Avoir possédé au prix d’un grand effort maison, voiture, voyages, confort et ne plus rien posséder de cela, voilà le bonheur, bonheur à jamais inaccessible à celui qui crainte de l’effort tient que n’avoir jamais possédé vaut dépossession.
Sans cesse, au lit surtout, je prépare la suite des événements, pose les obstacles, les mesure, change leurs positions. Je me crois aux commandes. Autrefois dans cet exercice je chevauchais le temps sans un doute. C’est de la vie que je disposais, et par pans entiers. Désormais je ne prévois qu’à échéance d’une semaine voire de quelques jours.
Mes opinions braquent les interlocuteurs. Si je les tais l’esprit me pèse, si je les dis je perds des amis et bientôt n’en aurai plus. Et si je les clamais ces opinions? Les voix extérieures rallient des suffrages parce qu’elles ont extérieures. Mais le risque existe qu’on vous brusque alors dans une position de pouvoir. Le pouvoir, cette aberration.

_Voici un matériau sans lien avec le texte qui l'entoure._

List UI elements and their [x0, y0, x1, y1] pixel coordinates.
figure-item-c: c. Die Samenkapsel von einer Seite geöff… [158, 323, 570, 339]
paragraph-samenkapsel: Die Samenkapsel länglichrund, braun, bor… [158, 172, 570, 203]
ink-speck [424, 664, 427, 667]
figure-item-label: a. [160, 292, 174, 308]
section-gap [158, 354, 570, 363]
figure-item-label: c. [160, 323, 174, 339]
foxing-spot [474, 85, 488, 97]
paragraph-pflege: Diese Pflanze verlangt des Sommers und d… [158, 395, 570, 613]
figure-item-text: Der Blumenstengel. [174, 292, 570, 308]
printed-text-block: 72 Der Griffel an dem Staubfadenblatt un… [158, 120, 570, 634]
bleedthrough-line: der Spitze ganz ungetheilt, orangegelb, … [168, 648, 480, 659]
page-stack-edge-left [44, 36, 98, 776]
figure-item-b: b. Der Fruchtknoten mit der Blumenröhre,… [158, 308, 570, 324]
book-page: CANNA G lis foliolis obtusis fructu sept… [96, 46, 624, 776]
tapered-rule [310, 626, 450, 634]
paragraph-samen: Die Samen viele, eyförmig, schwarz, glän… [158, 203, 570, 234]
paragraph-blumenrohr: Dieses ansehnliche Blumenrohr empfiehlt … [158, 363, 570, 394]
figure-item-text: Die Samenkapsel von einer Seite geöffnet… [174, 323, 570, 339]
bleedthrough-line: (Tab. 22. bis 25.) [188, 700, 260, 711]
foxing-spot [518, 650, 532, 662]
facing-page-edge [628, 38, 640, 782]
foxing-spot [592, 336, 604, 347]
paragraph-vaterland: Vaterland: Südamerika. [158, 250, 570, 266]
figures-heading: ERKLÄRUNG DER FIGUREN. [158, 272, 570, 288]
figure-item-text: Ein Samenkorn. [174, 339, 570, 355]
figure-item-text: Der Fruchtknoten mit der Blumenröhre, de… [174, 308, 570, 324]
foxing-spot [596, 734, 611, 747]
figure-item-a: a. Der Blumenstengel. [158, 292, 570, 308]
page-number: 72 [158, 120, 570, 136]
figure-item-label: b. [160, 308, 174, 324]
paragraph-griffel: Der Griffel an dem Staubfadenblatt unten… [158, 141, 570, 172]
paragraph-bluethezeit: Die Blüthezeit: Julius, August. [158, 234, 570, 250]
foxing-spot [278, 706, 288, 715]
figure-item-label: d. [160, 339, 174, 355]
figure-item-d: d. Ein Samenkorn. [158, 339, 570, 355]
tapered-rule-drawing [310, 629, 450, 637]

Lecture de J‑J. au Musée d’art moderne de Genève suivie d’un repas au restaurant. A table conversation d’apparatchiks de la culture: bourses et subventions, subventions et postes, postes et carrière. Je suis assis entre deux femmes. D’après la gouaille des françaises. En fait, des Marseillaises. Je fais signe que je ne mangerai pas. Comme il vaut mieux adapter son discours à l’interlocuteur sous peine de commettre un impair — je pourrais me révéler utile — elles me demandent ce que je suis. Ah, vous êtes Suisse? Maintenant qu’il est établi que je ne suis personne, elles échangent les informations du jour: les aides municipales, elles ont fondu, telle élue de droite, un crabe, la maison de la poésie, un beau projet, et pour conclure: Marseille est un ville dure. Oh moi, dit la première, je passe mon temps dans mon atelier. Après quoi elle explique à la tablée qu’il s’agit d’un pauvre atelier avec vue sur la mer, dans un quartier malfamé. L’autre se répand en imprécations contre un commissaire d’exposition. Après cette passe d’armes, les deux artistes marseillaises s’adressent aux Français qu’elles ne connaissent pas: et vous, vous vivez où en France? Il apparaît alors que tous les Français qui sont autour de la table, y compris les Marseillaises, vivent à Genève.